Accordingly, there is a generalization of an ultraproduct construction we can perform here: given $U$, we can quotient $R$ by the ideal generated by the elements of $U^{-1}(0)$ (which, recall, are idempotents in $R$). The result, which we’ll call $R/U$ in deference to ultraproduct notation, is a connected ring, since every idempotent in $R$ belongs to either $U^{-1}(0)$ or $U^{-1}(1)$ and hence gets identified with either $0$ or $1$ in this quotient, and in fact any morphism from $R$ to a connected ring must factor through one of these morphisms $R \to R/U$. Geometrically this says that any morphism from a connected affine scheme to $\text{Spec } R$ factors through some $\text{Spec } R/U$, so these quotients really do deserve the name “connected components.”

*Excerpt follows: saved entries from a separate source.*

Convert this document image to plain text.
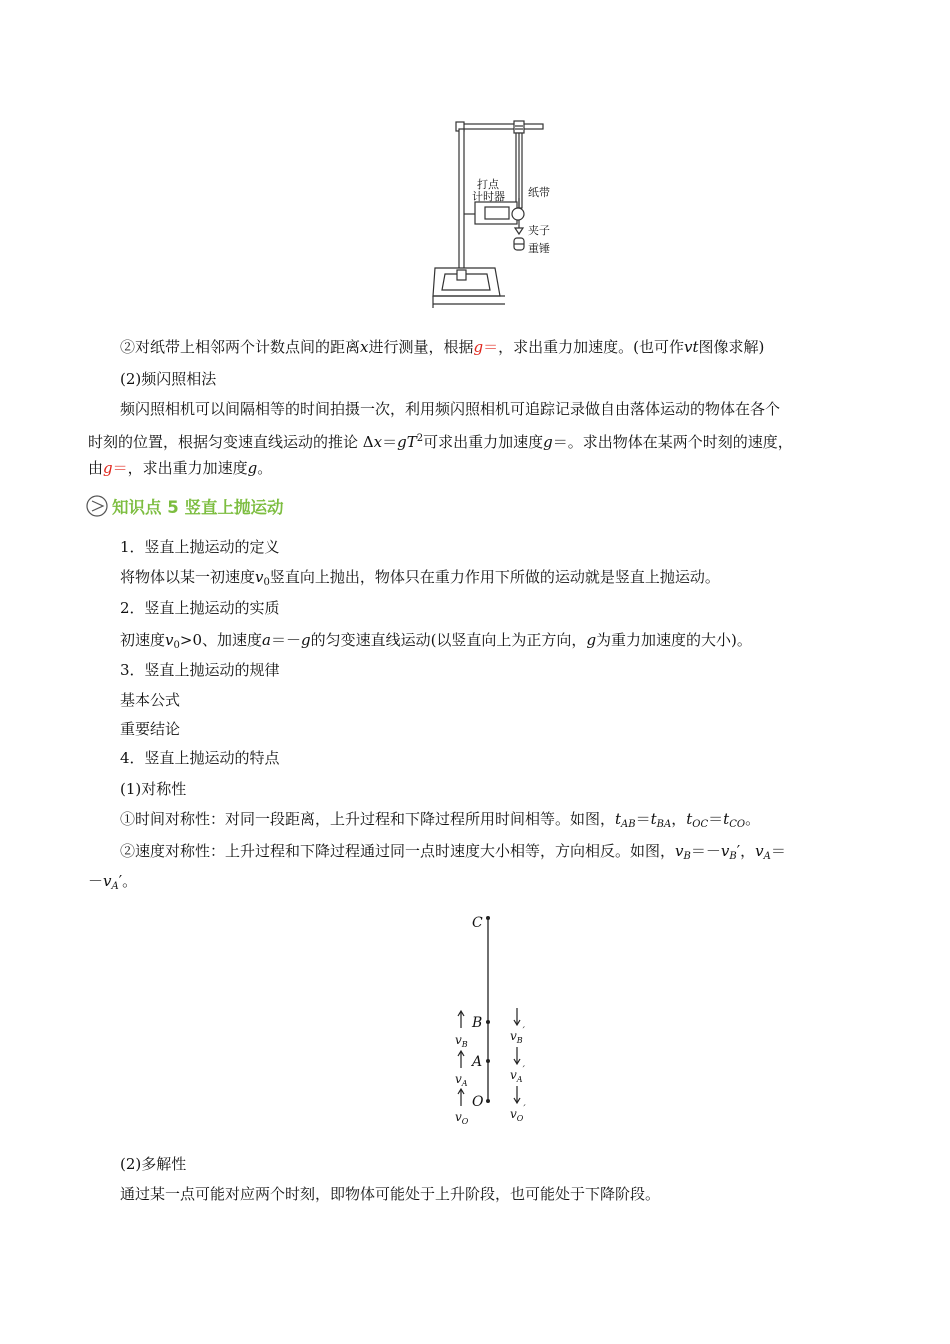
打点
计时器 纸带
夹子
重锤
②对纸带上相邻两个计数点间的距离x进行测量，根据g＝，求出重力加速度。(也可作vt图像求解)
(2)频闪照相法
频闪照相机可以间隔相等的时间拍摄一次，利用频闪照相机可追踪记录做自由落体运动的物体在各个
时刻的位置，根据匀变速直线运动的推论 $\Delta x=gT^2$可求出重力加速度g＝。求出物体在某两个时刻的速度，
由g＝，求出重力加速度g。
知识点 5 竖直上抛运动
1．竖直上抛运动的定义
将物体以某一初速度$v_0$竖直向上抛出，物体只在重力作用下所做的运动就是竖直上抛运动。
2．竖直上抛运动的实质
初速度$v_0>0$、加速度a＝－g的匀变速直线运动(以竖直向上为正方向，g为重力加速度的大小)。
3．竖直上抛运动的规律
基本公式
重要结论
4．竖直上抛运动的特点
(1)对称性
①时间对称性：对同一段距离，上升过程和下降过程所用时间相等。如图，$t_{AB}=t_{BA}$，$t_{OC}=t_{CO}$。
②速度对称性：上升过程和下降过程通过同一点时速度大小相等，方向相反。如图，$v_B=-v_B'$，$v_A=$
$-v_A'$。
C
B
A
O
$v_B$
$v_A$
$v_O$
$v_B'$
$v_A'$
$v_O'$
(2)多解性
通过某一点可能对应两个时刻，即物体可能处于上升阶段，也可能处于下降阶段。
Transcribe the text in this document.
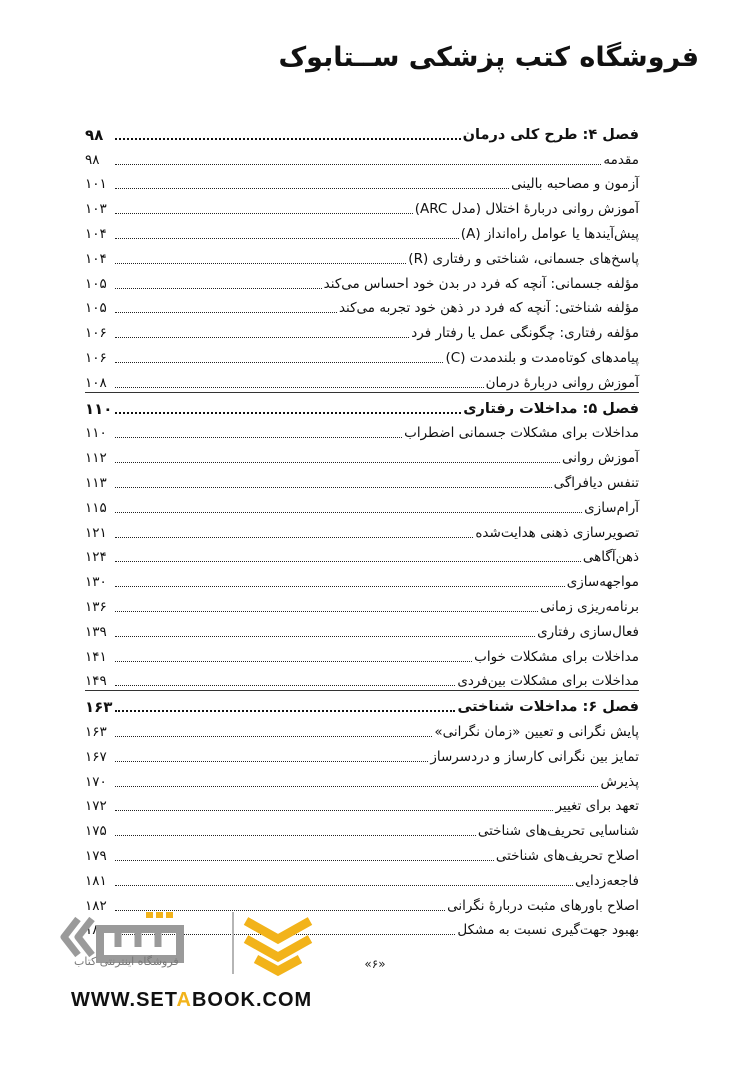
فروشگاه کتب پزشکی ســتابوک
فصل ۴: طرح کلی درمان
۹۸
مقدمه
۹۸
آزمون و مصاحبه بالینی
۱۰۱
آموزش روانی دربارهٔ اختلال (مدل ARC)
۱۰۳
پیش‌آیندها یا عوامل راه‌انداز (A)
۱۰۴
پاسخ‌های جسمانی، شناختی و رفتاری (R)
۱۰۴
مؤلفه جسمانی: آنچه که فرد در بدن خود احساس می‌کند
۱۰۵
مؤلفه شناختی: آنچه که فرد در ذهن خود تجربه می‌کند
۱۰۵
مؤلفه رفتاری: چگونگی عمل یا رفتار فرد
۱۰۶
پیامدهای کوتاه‌مدت و بلندمدت (C)
۱۰۶
آموزش روانی دربارهٔ درمان
۱۰۸
فصل ۵: مداخلات رفتاری
۱۱۰
مداخلات برای مشکلات جسمانی اضطراب
۱۱۰
آموزش روانی
۱۱۲
تنفس دیافراگی
۱۱۳
آرام‌سازی
۱۱۵
تصویرسازی ذهنی هدایت‌شده
۱۲۱
ذهن‌آگاهی
۱۲۴
مواجهه‌سازی
۱۳۰
برنامه‌ریزی زمانی
۱۳۶
فعال‌سازی رفتاری
۱۳۹
مداخلات برای مشکلات خواب
۱۴۱
مداخلات برای مشکلات بین‌فردی
۱۴۹
فصل ۶: مداخلات شناختی
۱۶۳
پایش نگرانی و تعیین «زمان نگرانی»
۱۶۳
تمایز بین نگرانی کارساز و دردسرساز
۱۶۷
پذیرش
۱۷۰
تعهد برای تغییر
۱۷۲
شناسایی تحریف‌های شناختی
۱۷۵
اصلاح تحریف‌های شناختی
۱۷۹
فاجعه‌زدایی
۱۸۱
اصلاح باورهای مثبت دربارهٔ نگرانی
۱۸۲
بهبود جهت‌گیری نسبت به مشکل
۱۸
فروشگاه اینترنتی کتاب	«۶»
WWW.SETABOOK.COM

Example. Let $R = \prod_{\mathbb{N}} \mathbb{Z}$. On math.SE, Martin Brandenburg recently asked what one can say about the Zariski spectrum of $R$, and Eric Wofsey gave an excellent answer in terms of looking at the fibers of $\text{Spec } R$ over its Pierce spectrum exactly as above (which in fact motivated the writing of this post).

In this case $B(R)$ is $\prod_{\mathbb{N}} \mathbb{F}_2$, so the Pierce spectrum is $\beta \mathbb{N}$, which can be identified with the space of ultrafilters $U$ on $\mathbb{N}$, and the fibers are given by ultraproducts. These ultraproducts admit many interesting prime ideals: for example, if $p_i, i \in \mathbb{N}$ is any sequence of primes, then we get a quotient map

$\displaystyle \prod_{\mathbb{N}} \mathbb{Z} / U \to \prod_{i \in \mathbb{N}} \mathbb{Z}_{p_i} / U$

to an ultraproduct of fields, which is again a field. So there is a prime ideal for every “nonstandard prime.”

### 4 Responses

1. […] the data of such a decomposition is equivalent to the data of a continuous function from the Pierce spectrum  to […]

2. […] connected components of to with finite image, or equivalently to continuous functions from the Pierce spectrum  to […]

3. Your claim that morphisms $2^k \to 2$ are the same as maps $2^k \to 2$ is not correct. Indeed, things go wrong already for $k = 0$: consider sheaves on a disconnected space. Rather, what is true is that there is a unique (up to unique isomorphism) functor from the category of finite sets to any distributive category that preserves both finite products and finite coproducts. It may fail to be faithful (because the trivial category is distributive), and it may fail to be full.

Regardless, because this functor preserves finite products, $2$ does always carry the structure of a boolean algebra in a distributive category. I don’t really know how to think of this. In an _extensive_ category, morphisms $X \to 2$ classify coproduct decompositions of $X$, so it makes some sense that there would be a connection with $\pi_0$. The main examples of distributive categories you highlight – toposes, topological spaces, schemes – are actually extensive categories. So I wonder what happens in a distributive category that is not extensive?

• Ooh, I see where I went wrong. There can be interesting morphisms $1 \to 2$ other than the coproduct inclusions… I’ll fix that. Thanks!

You’re right that the natural level of generality really seems to be extensive categories but I thought it was good to observe that this construction doesn’t require that additional hypothesis. I also haven’t thought much about extensive categories and I’m still in writing-short-posts mode because it’s November.